Os objetivos da pesquisa é entender os instrumentos internacionais do sistema de proteção dos direitos humanos e sua recepção no sistema jurídico nacional para a promoção da igualdade de oportunidade para a prática de atividades esportivas. Especificamente, a Convenção sobre os Direitos da Pessoa com Deficiência – CDPD, ressaltando os aspectos gerais. Em um segundo momento a preocupação dá-se na recepção do depósito da convecção efetuado pelo Brasil, através de seus dispositivos constitucionais que tratam o tema de Direitos Humanos como regra constitucional. E como objetivo específico último, o estudo da Lei Brasileira de inclusão – LBI, no tocante a prática desportiva inserida como elemento de direito fundamental da norma infraconstitucional.
Assim, avançaremos para o entendimento do sistema geral de proteção dos direitos humanos na órbita internacional e seus documentos específicos de garantias para as pessoas com deficiência.
2 O sistema geral de proteção dos direitos humanos
A busca pela proteção do indivíduo face ao estado opressor, que se estabeleceu na Alemanha nazista, e pela necessidade de proteger o indivíduo das relações aviltantes que se desnudaram, juntando-se a isso os fatos descobertos com o fim da segunda guerra mundial, fizeram com que houvesse uma escalada mundial para a proteção dos direitos das pessoas, que como sabido, o ser humano foi descendido a categoria de coisa nos campos de concentração.
O homem, nesses locais, foi destituído de toda a essência de ser humano que poderia existir e o ser vital já não mais cabia nele, era marcado com códigos para ser lembrado como peça de trabalho forçado ou descartado como pedaço de ferro em um forno de fundição.

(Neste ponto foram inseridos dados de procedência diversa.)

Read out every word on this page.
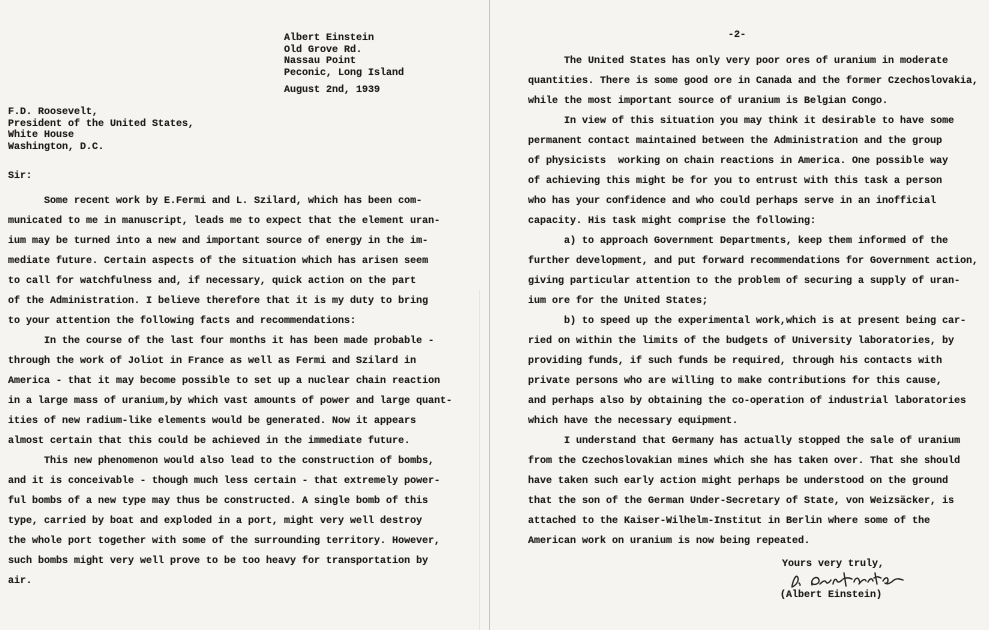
Albert Einstein
Old Grove Rd.
Nassau Point
Peconic, Long Island
August 2nd, 1939
F.D. Roosevelt,
President of the United States,
White House
Washington, D.C.
Sir:
Some recent work by E.Fermi and L. Szilard, which has been com-
municated to me in manuscript, leads me to expect that the element uran-
ium may be turned into a new and important source of energy in the im-
mediate future. Certain aspects of the situation which has arisen seem
to call for watchfulness and, if necessary, quick action on the part
of the Administration. I believe therefore that it is my duty to bring
to your attention the following facts and recommendations:
In the course of the last four months it has been made probable -
through the work of Joliot in France as well as Fermi and Szilard in
America - that it may become possible to set up a nuclear chain reaction
in a large mass of uranium,by which vast amounts of power and large quant-
ities of new radium-like elements would be generated. Now it appears
almost certain that this could be achieved in the immediate future.
This new phenomenon would also lead to the construction of bombs,
and it is conceivable - though much less certain - that extremely power-
ful bombs of a new type may thus be constructed. A single bomb of this
type, carried by boat and exploded in a port, might very well destroy
the whole port together with some of the surrounding territory. However,
such bombs might very well prove to be too heavy for transportation by
air.
-2-
The United States has only very poor ores of uranium in moderate
quantities. There is some good ore in Canada and the former Czechoslovakia,
while the most important source of uranium is Belgian Congo.
In view of this situation you may think it desirable to have some
permanent contact maintained between the Administration and the group
of physicists  working on chain reactions in America. One possible way
of achieving this might be for you to entrust with this task a person
who has your confidence and who could perhaps serve in an inofficial
capacity. His task might comprise the following:
a) to approach Government Departments, keep them informed of the
further development, and put forward recommendations for Government action,
giving particular attention to the problem of securing a supply of uran-
ium ore for the United States;
b) to speed up the experimental work,which is at present being car-
ried on within the limits of the budgets of University laboratories, by
providing funds, if such funds be required, through his contacts with
private persons who are willing to make contributions for this cause,
and perhaps also by obtaining the co-operation of industrial laboratories
which have the necessary equipment.
I understand that Germany has actually stopped the sale of uranium
from the Czechoslovakian mines which she has taken over. That she should
have taken such early action might perhaps be understood on the ground
that the son of the German Under-Secretary of State, von Weizsäcker, is
attached to the Kaiser-Wilhelm-Institut in Berlin where some of the
American work on uranium is now being repeated.
Yours very truly,
(Albert Einstein)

Diante disso, “Os direitos humanos, mais que direitos “propriamente ditos”, são processos; ou seja, o resultado sempre provisório das lutas que os seres humanos colocam em prática para ter acesso aos bens necessários para a vida. ” (HERRERA FLORES, 2009, p. 26). A segunda guerra mundial marca um processo de luta, não de um indivíduo, mas de uma parcela significativa da humanidade contra um sistema que buscava a hegemonia pelas armas e pelo ódio profundo contra todos aqueles que julgasse diferentes, com opiniões ideológicas e políticas diversas. Houve um esforço internacional para a derrocada no nazismo como força política opressora, uma batalha para o estabelecimento de o ser humano ser reconhecido em sua essência e esse processo foi longo e custou uma imensidão de histórias pessoais que nunca se concretizaram.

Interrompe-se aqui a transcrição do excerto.